Red timber cabins on a working fishing pier, Skottinden rising behind the harbour, and inside: clean Scandinavian minimalism with full kitchens, dishwashers, and flat-screen TVs. Solsiden Brygge sits on Ballstad's sunniest stretch of waterfront, tucked between two active fish processing plants. You smell salt and occasionally dried cod. That's Lofoten.
The property runs 30 units ranging from designer suites to three-bedroom Nordland houses. For stays of more than one night, book one of the rorbu apartments with a full kitchen. Cooking in Lofoten saves a fortune, and the kitchens here are properly equipped, not the token hotplate-and-kettle setup you get at some rorbuer.
The rooms
Ask for a sea view or marina view unit. In winter, you can watch the northern lights from your balcony without pulling on boots. Some of the multi-level cabins have steep internal stairs, so if mobility is a concern, request a single-level unit when booking. The staff have a habit of bumping guests to larger units when occupancy allows. Don't count on it, but it happens often enough to be worth noting.
Eating at Solsiden
The on-site restaurant, Solsiden Lofoten, runs two separate menus under one roof: a seafood kitchen doing fresh local fish and a stone-oven Neapolitan pizza operation. The seafood is the stronger option. The pizza gives you something cheaper and faster on nights you don't want a full dinner. The restaurant fills up in summer and on weekends, and walk-ins get turned away. Check Sunday hours before you go, as the schedule has been shorter on Sundays in past seasons.
Himmel og Havn, also on the Solsiden Brygge premises, is a more casual café in a converted 1986 fish processing building. Different vibe, eclectic interiors, good for lunch or a lighter meal.
The real dining story in Ballstad, though, is the neighbourhood. Lofoten Food Studio is about a five-minute walk from your cabin. It runs a high-end tasting menu experience built around local ingredients, and getting a table takes advance planning. If you're booking Solsiden partly because you want to eat at Lofoten Food Studio without driving, that's a legitimate reason to choose this property.
The grounds
The path from the parking lot to the cabins is loose pebble. Wheeled luggage is a pain, so carry your bags or pack light. The wood-fired hot tub and sauna you'll see in the photos are paid rentals, not included amenities, so factor that in before you book.

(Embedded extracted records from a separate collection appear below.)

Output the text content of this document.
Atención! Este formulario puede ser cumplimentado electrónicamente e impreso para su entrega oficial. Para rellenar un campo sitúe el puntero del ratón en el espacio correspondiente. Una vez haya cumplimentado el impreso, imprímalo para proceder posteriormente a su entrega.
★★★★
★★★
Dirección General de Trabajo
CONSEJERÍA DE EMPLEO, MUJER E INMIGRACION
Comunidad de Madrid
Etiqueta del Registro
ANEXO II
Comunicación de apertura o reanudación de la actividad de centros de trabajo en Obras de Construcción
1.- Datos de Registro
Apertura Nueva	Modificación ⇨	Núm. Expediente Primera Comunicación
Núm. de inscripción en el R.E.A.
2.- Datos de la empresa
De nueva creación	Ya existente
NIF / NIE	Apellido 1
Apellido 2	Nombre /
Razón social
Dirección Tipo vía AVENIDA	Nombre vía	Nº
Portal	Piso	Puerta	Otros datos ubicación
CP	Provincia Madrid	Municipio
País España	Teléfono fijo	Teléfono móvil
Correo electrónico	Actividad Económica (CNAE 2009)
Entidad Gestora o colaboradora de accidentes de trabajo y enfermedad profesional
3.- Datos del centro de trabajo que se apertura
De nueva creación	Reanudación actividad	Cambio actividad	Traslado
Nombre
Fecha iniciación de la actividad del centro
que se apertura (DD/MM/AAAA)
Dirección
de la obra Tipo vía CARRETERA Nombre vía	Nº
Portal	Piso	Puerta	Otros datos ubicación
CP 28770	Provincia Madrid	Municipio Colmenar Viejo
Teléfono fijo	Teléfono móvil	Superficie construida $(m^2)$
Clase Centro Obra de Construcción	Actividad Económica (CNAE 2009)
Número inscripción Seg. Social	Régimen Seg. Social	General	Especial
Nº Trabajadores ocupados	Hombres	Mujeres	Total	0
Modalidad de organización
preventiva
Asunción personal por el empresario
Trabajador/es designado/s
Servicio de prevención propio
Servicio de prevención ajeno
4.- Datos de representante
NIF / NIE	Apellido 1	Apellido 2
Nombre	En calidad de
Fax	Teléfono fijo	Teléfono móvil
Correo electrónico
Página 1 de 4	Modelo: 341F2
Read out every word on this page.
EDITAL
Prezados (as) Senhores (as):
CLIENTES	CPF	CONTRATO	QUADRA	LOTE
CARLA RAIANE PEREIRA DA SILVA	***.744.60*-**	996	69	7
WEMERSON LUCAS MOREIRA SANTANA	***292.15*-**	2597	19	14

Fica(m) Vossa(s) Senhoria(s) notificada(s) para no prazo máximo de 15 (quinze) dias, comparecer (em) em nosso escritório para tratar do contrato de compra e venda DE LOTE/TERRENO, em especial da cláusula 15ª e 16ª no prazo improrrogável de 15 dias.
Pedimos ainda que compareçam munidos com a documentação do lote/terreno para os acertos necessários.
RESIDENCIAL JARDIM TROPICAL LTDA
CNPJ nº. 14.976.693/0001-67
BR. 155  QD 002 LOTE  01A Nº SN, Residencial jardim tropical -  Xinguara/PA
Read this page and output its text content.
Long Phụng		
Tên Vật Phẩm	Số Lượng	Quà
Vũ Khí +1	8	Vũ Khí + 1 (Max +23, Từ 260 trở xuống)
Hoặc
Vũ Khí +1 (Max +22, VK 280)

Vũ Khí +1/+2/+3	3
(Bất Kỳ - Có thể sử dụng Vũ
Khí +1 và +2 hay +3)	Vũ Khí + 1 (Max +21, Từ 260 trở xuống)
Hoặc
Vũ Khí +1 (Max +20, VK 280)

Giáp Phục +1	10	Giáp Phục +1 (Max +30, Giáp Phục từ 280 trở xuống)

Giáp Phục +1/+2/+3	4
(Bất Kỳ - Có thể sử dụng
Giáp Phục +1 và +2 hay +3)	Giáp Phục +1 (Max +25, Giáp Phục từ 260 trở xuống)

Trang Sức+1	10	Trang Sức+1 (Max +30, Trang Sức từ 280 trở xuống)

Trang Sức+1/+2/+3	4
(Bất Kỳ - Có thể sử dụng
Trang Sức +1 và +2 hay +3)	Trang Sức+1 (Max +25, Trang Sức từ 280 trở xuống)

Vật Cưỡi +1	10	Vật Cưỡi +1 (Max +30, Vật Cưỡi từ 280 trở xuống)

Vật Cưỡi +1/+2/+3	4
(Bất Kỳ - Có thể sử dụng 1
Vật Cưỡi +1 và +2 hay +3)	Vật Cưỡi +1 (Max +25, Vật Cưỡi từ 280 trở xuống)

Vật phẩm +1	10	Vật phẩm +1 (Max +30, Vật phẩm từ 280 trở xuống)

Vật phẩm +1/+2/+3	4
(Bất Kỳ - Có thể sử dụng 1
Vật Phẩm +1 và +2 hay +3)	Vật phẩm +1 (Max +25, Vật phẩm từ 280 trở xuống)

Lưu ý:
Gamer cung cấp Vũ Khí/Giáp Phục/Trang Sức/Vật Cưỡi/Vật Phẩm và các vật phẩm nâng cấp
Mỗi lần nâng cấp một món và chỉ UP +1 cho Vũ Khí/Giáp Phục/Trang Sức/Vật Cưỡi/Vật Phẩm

Boat rentals, fishing gear, and guided trips all go through reception, and the dock is right there.
Getting here and getting around
Ballstad is a quiet fishing village roughly in the middle of the Lofoten archipelago, which makes it a good base for day trips in both directions. Å and the western end are about an hour's drive. Svolvær is roughly the same in the other direction. You need a car. Buses run but are too infrequent to rely on. Leknes Airport is 10 to 15 minutes away, and that's where you pick up a rental, unless you're driving in from Evenes or Bodø. Free parking on site.
Alternatives in the area
There are two accommodation alternatives you should consider in Ballstad, Hattvika Lodge is the other, about five minutes down the road. It's a smaller, owner-operated place with hillside cabins that look out over the harbour. The big difference is FANGST, Hattvika's on-site restaurant, which runs seasonal tasting menus built around whatever the boats bring in that day. Hattvika costs more, feels more personal, and has a stronger food programme. Solsiden gives you a bigger, better-equipped apartment at a lower price point, with more dining options within walking distance.
Nusfjord Arctic Resort is 30 minutes south on Flakstadøya. The entire village is a curated destination: restored 19th-century rorbuer, a spa, multiple restaurants including a pizza place carved into a cave, and year-round operation. Nusfjord has the strongest overall food and activity programme of any rorbu property in Lofoten, but the cabins are smaller and it's more of a resort experience than an independent base.
Pick Solsiden if you want a well-equipped apartment at a fair price, the flexibility to cook your own meals, and walking-distance access to Ballstad's restaurant scene, including Lofoten Food Studio. Pick Hattvika for a more boutique, personal-service experience with standout on-site dining. Pick Nusfjord if you want everything arranged for you in one photogenic village.